Leichtathletik: Fragen und Antworten zu den Deutschen Meisterschaften

SID
Leichtathletik: Fragen und Antworten zu den Deutschen Meisterschaften

Was steht an?
Die 117. Deutschen Meisterschaften der Leichtathleten. Auf dem Weg zu der WM in London (4. bis 13. August) machen die DLV-Asse am Wochenende im Erfurter Steigerwaldstadion Station. Es ist die entscheidende und letzte Chance zur Qualifikation für den Showdown an der Themse.

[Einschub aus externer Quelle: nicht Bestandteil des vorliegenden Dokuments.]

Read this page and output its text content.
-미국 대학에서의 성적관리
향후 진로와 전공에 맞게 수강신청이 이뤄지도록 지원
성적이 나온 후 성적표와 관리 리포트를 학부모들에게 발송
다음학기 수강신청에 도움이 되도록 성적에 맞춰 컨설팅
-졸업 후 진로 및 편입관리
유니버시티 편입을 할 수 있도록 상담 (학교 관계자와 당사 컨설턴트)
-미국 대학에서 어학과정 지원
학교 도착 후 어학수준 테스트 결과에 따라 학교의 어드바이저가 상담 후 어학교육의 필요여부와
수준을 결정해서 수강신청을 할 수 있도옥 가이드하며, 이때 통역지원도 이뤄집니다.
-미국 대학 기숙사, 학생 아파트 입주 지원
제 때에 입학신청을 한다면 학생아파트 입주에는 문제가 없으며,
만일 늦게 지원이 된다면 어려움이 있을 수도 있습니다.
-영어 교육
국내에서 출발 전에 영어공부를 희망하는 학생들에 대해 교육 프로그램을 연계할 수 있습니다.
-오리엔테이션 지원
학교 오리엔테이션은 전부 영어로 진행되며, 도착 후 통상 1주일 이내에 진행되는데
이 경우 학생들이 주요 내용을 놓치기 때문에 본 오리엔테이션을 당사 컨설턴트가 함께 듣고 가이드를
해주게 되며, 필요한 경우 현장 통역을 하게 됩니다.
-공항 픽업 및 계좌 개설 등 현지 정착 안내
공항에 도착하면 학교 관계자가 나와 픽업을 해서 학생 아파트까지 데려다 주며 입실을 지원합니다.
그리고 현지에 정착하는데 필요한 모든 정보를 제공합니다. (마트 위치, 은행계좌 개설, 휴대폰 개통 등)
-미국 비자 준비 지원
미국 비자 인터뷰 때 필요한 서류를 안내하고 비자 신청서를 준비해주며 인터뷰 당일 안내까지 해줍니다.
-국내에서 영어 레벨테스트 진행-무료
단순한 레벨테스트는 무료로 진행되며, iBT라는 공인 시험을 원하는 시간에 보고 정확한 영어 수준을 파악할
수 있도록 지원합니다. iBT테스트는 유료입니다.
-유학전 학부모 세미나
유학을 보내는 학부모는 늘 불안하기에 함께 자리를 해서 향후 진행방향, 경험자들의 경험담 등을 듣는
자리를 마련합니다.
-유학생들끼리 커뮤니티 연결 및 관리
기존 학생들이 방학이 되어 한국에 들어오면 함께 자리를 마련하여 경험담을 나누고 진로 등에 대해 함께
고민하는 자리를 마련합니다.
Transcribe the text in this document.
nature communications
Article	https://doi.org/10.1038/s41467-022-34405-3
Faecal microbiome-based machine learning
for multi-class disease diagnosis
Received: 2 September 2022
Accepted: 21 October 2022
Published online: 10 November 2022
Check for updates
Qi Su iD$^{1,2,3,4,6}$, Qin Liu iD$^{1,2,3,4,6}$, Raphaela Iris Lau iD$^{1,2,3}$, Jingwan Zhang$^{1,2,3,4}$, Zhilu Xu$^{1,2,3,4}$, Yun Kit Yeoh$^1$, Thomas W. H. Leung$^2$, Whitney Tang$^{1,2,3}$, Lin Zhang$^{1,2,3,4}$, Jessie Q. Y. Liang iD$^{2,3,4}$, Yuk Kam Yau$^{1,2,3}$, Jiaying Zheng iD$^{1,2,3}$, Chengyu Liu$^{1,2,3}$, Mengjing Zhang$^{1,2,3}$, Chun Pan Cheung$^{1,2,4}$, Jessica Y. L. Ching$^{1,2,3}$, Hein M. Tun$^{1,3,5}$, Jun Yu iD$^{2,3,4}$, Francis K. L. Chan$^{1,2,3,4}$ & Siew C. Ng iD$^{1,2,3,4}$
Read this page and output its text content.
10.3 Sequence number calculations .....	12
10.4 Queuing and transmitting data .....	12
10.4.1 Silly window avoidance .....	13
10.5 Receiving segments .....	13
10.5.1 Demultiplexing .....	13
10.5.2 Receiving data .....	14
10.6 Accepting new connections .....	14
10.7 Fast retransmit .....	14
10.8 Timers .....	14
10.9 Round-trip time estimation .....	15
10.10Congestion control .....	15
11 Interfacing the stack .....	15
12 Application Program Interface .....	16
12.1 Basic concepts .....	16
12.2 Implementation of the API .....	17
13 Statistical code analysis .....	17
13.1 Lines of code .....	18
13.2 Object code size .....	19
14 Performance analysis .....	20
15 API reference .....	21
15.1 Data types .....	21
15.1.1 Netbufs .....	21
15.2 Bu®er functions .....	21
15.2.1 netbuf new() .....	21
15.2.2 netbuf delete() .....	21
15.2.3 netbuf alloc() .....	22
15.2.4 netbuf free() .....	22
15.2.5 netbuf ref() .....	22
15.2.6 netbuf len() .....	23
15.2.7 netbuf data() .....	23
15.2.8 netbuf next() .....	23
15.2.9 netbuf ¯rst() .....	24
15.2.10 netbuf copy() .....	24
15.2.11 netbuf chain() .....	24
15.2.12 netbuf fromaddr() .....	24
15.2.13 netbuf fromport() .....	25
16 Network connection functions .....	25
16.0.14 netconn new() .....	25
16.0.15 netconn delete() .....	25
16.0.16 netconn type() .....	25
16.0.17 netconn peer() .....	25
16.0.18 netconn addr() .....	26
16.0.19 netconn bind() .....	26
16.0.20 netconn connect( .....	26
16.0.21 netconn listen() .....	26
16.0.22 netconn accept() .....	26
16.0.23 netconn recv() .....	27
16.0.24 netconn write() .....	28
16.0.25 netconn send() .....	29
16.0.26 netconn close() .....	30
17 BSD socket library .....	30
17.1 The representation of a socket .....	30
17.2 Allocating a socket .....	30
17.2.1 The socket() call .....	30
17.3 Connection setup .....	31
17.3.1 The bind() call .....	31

Wer muss noch um London zittern?
Allen voran der Diskus-Olympiasieger Christoph Harting. Im Gegensatz zu seinem großen Bruder Robert hat der Berliner die geforderte Norm von 65 m noch nicht übertroffen, ihm fehlen noch 87 Zentimeter. Obwohl Harting zuletzt Rückenprobleme hatte, ist sein Trainer Torsten Lönnfors optimistisch für Erfurt. "Er ist hoch motiviert und hat ja schon gezeigt, dass er in wichtigen Situationen abliefern kann", sagte er dem SID. In Rio schnappte sich Harting im letzten Durchgang Gold. Auch Julian Reus, deutscher Rekordhalter über 100 m, oder die EM-Dritte Gina Lückenkemper über 200 m haben die Norm noch nicht geknackt.

Was ist das Highlight?
Neben dem Bruder-Duell im Diskusring aus sportlicher Sicht sicher der Speerwurf der Männer, die DLV-Asse um Olympiasieger Thomas Röhler dominieren in diesem Jahr in der Welt. Röhler (93,90 m), Johannes Vetter (89,68) und Andreas Hofmann (88,79) führen die Weltjahresbestenliste an. Selbst Lars Hamann, mit 86,71 m nur die deutsche Nummer vier, wäre in London eine Medaille zuzutrauen. "Wenn man sich die Weltbestenliste anschaut, dann könnte man die DM auch WM nennen", sagte Röhler, der als Posterboy für die Meisterschaften wirbt.

Wer drängt nach vorne?
Shooting-Star der Szene ist Mittelstrecken-Hoffnung Konstanze Klosterhalfen, die erst 20 Jahre alte Leverkusenerin hat mit mutigen Rennen in diesem Jahr bereits für Furore gesorgt und gilt schon als das womöglich größte nicht in Afrika geborene Talent der Geschichte. Aber auch Hürdensprinterin Pamela Dutkiewicz hat als Nummer acht der Welt auf sich aufmerksam gemacht. Und Hochspringer Mateusz Przybylko schob sich zuletzt mit einem Satz über 2,35 m auf den geteilten fünften Rang der ewigen deutschen Bestenliste. Ex-Weltmeister Martin Buß war 2001 der letzte Deutsche, der höher sprang. Weltweit ist in diesem Jahr nur der Olympia-Zweite Mutaz Essa Barshim aus Katar (2,38) höher gesprungen.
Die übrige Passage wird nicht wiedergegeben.